Principali formulazioni per ottenere un assorbimento transdermico del p.a.

Si è passato dagli impiastri medicati che fondamentalmente costituiti da una semplice benda di tessuto o
anche dei fanghi che permettevano di riscaldare l ‘area direttamente interessata. Si è poi arrivati alla
formulazione dei cerotti transdermici , che possono essere matriciali o reservoir a seconda del sistema che
controlla il rilascio del p.a. Nei reservoir abbiamo un nucleo e una membrana polimerica che controlla il
rilascio del principio attivo, nei matriciali abbiamo una matrice polimerica che controlla il rilascio del
principio attivo finemente disperso in essa. Nel cerotto transdermico ci sono 3 parti principali: il supporto
(tessuto non tessuto con una certa permeabilità/occlusione che supporta e influenza la formulazione a
rilascio modificato e impedisce il rilascio del p.a. verso l’esterno), lo strato della formulazione, e infine il
“liner” (la pellicola protettiva che protegge la parte adesiva); l’ adesivo di quest ultimo si trova o come
strato assestante, (ovvero al di sotto della membrana polimerica che controlla il rilascio di p.a. nei sistemi
reservoir), e deve permettere l’ adesione del cerotto alla pelle senza influenzare il rilascio del p.a. ,oppure
potrebbe essere presente solo a contatto con il tessuto non tessuto che funge da supporto (essendo già la
matrice stessa autoassestante).

Questi sistemi rilasciano il p.a. per diffusione, che deve poi permeare lo strato corneo e raggiungere i vasi
sanguigni presenti nel derma, attingendo alla circolazione sistemica. I Matriciali sono più flessibili ed
economici degli altri.
Per rendere i sistemi più flessibili è stata preparato un sistema (utilizzato anche come cerotto
automedicato) in cui il p.a. è posizionato su una sottile matrice autoadesiva.
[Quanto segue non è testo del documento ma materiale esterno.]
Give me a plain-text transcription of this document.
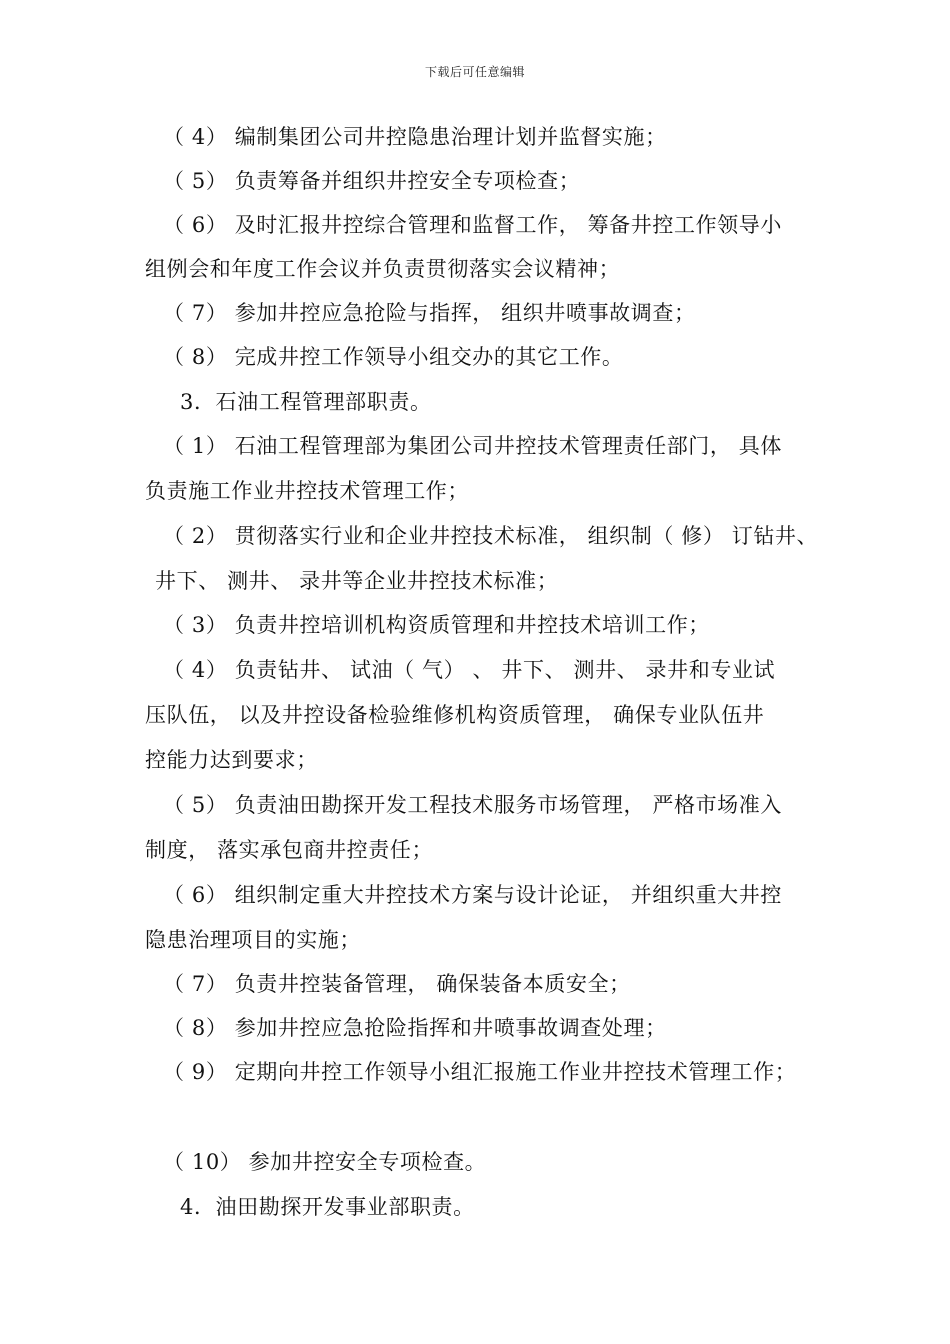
下载后可任意编辑
（ 4） 编制集团公司井控隐患治理计划并监督实施；
（ 5） 负责筹备并组织井控安全专项检查；
（ 6） 及时汇报井控综合管理和监督工作， 筹备井控工作领导小
组例会和年度工作会议并负责贯彻落实会议精神；
（ 7） 参加井控应急抢险与指挥， 组织井喷事故调查；
（ 8） 完成井控工作领导小组交办的其它工作。
3．石油工程管理部职责。
（ 1） 石油工程管理部为集团公司井控技术管理责任部门， 具体
负责施工作业井控技术管理工作；
（ 2） 贯彻落实行业和企业井控技术标准， 组织制（ 修） 订钻井、
井下、 测井、 录井等企业井控技术标准；
（ 3） 负责井控培训机构资质管理和井控技术培训工作；
（ 4） 负责钻井、 试油（ 气） 、 井下、 测井、 录井和专业试
压队伍， 以及井控设备检验维修机构资质管理， 确保专业队伍井
控能力达到要求；
（ 5） 负责油田勘探开发工程技术服务市场管理， 严格市场准入
制度， 落实承包商井控责任；
（ 6） 组织制定重大井控技术方案与设计论证， 并组织重大井控
隐患治理项目的实施；
（ 7） 负责井控装备管理， 确保装备本质安全；
（ 8） 参加井控应急抢险指挥和井喷事故调查处理；
（ 9） 定期向井控工作领导小组汇报施工作业井控技术管理工作；
（ 10） 参加井控安全专项检查。
4．油田勘探开发事业部职责。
Il foglietto illustrativo di questo tipo di medicinale presenta tutto il genere di informazioni che il paziente
deve seguire e il farmacista deve conoscere per dare le giuste informazioni. Prima di tutto viene settata
l’area in cui il cerotto va applicato ( dato che secondo essa c’ è una diversa velocità di rilascio e soprattutto
di permeazione del p.a. perché lo spessore dello strato corneo è diverso in varie parti dell’organismo)
ricordando che la presenza di peli aumenta la quantità di p.a. che passa negli annessi cutanei, aumentando
la biodisponibilità.

Alcuni cerotti venduti presentano un copri cerotto che se non è presente non può essere sostituito ne per
idea del farmacista ne di nessun altro, dato che un altro supporto aggiunto potrebbe determinare un
effetto occlusivo determinando un maggiore passaggio del p.a. nella cute. E’ necessario tener conto che la
biodisponibilità può essere diverso a seconda dello stato fisiopatologico della pelle; per questo motivo
bisogna stare attenti a proporre al paziente di pulire la pelle con disinfettanti, ecc. prima dell’ applicazione
del cerotto. Può essere fatto solo se indicato dalla ditta produttrice perché una rimozione del film lipidico
della cute può modificare la struttura della pelle e determinare un maggior passaggio del p.a.

Dobbiamo anche tener conto dell’alternanza delle stagioni e della temperatura esterna ( con una maggiore
permeabilità nel periodo estivo), ciò soprattutto per pazienti oncologici per la terapia del dolore con effetti
collaterali soprattutto nei mesi più caldi.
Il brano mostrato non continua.